Answer: v= 7.509 x 10^6 m/s
B) the lower plate because the electron is negatively charged
Explanation:
From the question
Electronic charge (q) =1.602 x 10^-19c
Electric field intensity (E) = 8 x 10² = 800N/C
Mass of electron (m) = 9.11 x 10^-31 kg
Length of plate (L) = 50cm=0.5m
Distance between plates (D) = 20cm = 0.2m
Since the electron is entering a uniform electric field, the resulting motion will be of a constant acceleration and can be defined by the equations of motion with a constant acceleration.
From newton's law of motion.
F= ma
The force (F) is coming from the electric field which is
F=Eq.
Thus F = 800 x 1.602 x 10^-19
F = 1.2816 x 10^-16 N
Acceleration of electron (a) = F/m where m is the mass of electron (given above)
Hence
a = 1.2816 x 10^-16 / 9.11 x 10^-31
a= 1.41 x 10¹⁴ m/s².
Using Newton laws of motion to get velocity, we recall that v²= u² + 2ad
Where v is final velocity, u is initial velocity (zero in this case because the electron starts it motion from rest), a= acceleration, d= distance traveled (which in this case is distance between plates)
v² = 0² + 2(1.41 x 10¹⁴) x 0.2
v² = 5.64 x 10¹³
Thus v = √ 5.64 x 10¹³
v = 7.509 x 10^6 m/s
Since the electric field is upwards it denotes that the positive plate is downward and the negative is upward ( this is because electric flux from a positive charge has an outward flow and that from a negative charge has an inward flow.
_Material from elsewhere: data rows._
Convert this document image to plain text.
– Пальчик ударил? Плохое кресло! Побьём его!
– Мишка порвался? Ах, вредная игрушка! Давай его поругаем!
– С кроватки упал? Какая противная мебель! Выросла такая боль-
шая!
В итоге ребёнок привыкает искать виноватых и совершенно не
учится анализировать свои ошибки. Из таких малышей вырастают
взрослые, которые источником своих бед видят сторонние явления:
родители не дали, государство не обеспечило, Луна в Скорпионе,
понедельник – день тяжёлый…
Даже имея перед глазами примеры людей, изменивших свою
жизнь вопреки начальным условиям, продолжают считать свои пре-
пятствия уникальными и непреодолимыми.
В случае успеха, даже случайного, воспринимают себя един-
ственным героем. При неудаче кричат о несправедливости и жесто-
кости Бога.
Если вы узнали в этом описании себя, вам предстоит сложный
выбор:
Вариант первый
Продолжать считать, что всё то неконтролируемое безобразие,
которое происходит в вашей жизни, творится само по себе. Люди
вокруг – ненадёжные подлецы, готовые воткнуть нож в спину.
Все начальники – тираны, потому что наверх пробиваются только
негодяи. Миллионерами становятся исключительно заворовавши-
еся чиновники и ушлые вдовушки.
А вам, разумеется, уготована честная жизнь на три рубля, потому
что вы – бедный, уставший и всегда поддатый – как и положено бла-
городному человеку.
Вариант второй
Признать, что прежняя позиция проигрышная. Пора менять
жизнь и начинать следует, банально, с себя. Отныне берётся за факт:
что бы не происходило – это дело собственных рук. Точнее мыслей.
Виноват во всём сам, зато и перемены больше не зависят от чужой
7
So from our questions, if the electric field is upward, it means it is starting from the bottom plate which will be positive) the electron (which is negatively charged) will be attracted to the positive plate which is downward for this question of ours.
So therefore, the electron is attracted to the downward plate because it (electron) is negative
Option B